A recent meta-analysis of the efficacy and safety of topical NSAIDs for osteoarthritis found that diclofenac patch systems were safe and effective.47 Furthermore, this international review noted that the most effective topical NSAID for relief of pain associated with osteoarthritis was the diclofenac patch. Serious gastrointestinal and renal adverse events were not associated with the topical diclofenac patch systems in the reviewed trials.47 As a reminder, one of the major advantages of topical patch systems is that they can minimize systemic exposure and therefore AEs including the risk of gastrointestinal side effects of NSAIDs. The diclofenac patch is not indicated for the pain secondary to osteoarthritis, and further studies could clarify its usefulness for treating this condition.

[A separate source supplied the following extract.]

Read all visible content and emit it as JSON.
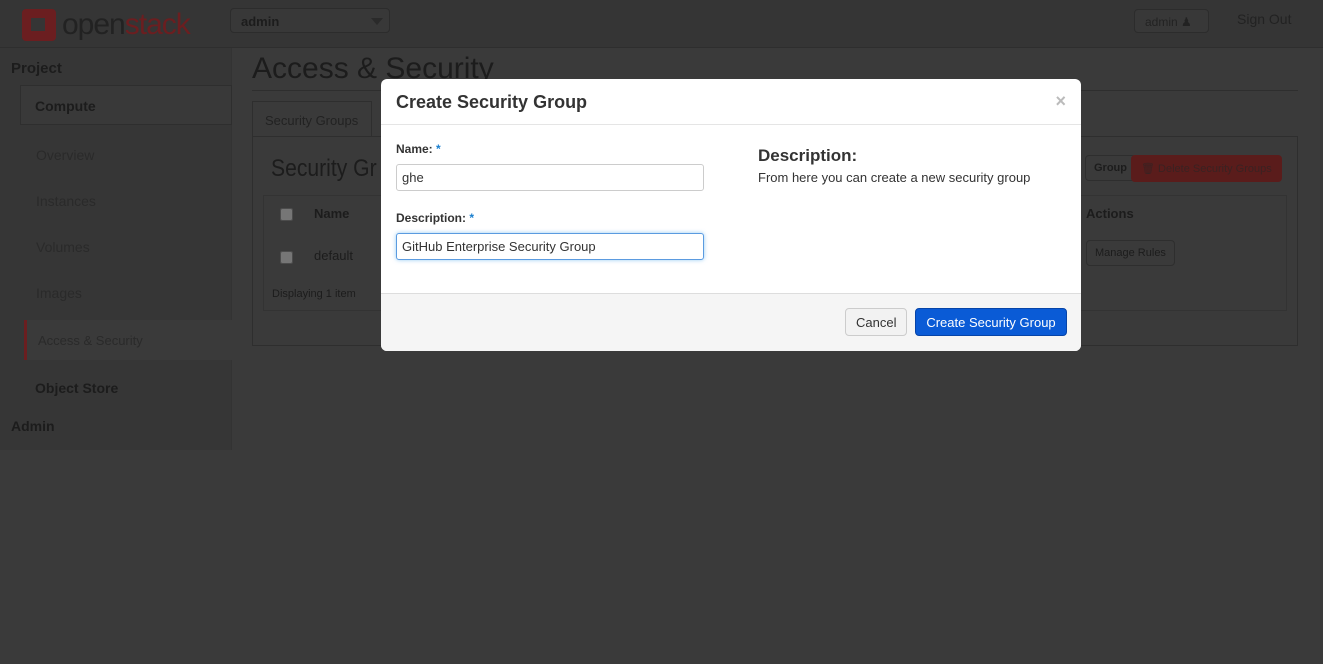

Over-the-Counter Analgesic Transdermal and Topical Formulations

Active ingredients in OTC analgesic patch systems include lidocaine, capsaicin, methyl salicylate and menthol. Similar to prescription agents, patch characteristics, design, adhesion and backing material will affect the performance and safety of OTC patch systems. The use of these OTC patch systems in pain management has recently been reviewed.13 Many OTC patch systems lack PK or efficacy data and are not indicated for pain syndromes like neuropathic pain.13,27 OTC preparations usually have not been subject to the same rigorous clinical trials that are required for approved prescription products.13,27 In fact, FDA revisited the underlying regulations that allow external analgesics to be commercialized without an NDA approval in 2003, and formally designated topical patches, plasters, and poultices as Category III (safety and efficacy unknown). FDA stated that in order for these dosage forms to be generally recognized as safe and effective, further data would be required including: concentration of the drug ingredient(s); extent of percutaneous absorption under occlusion; the length of contact time that it is safe to leave the product on the skin; how often the plaster or poultice needs to be changed for optimal use; the frequency of application that is considered safe and effective; whether or not directions and a warning are necessary regarding checking the area at specified intervals for erythema to prevent blistering; the age groups for whom poultices and plasters are recommended for safe use; and the adequacy of labeling of currently marketed analgesic OTC patch products.48,49 FDA has raised issues over certain OTC analgesic patch systems that are on the market without approved market applications (ie, NDA or ANDA), as unapproved products with unsubstantiated therapeutic claims can put patients and consumers at risk.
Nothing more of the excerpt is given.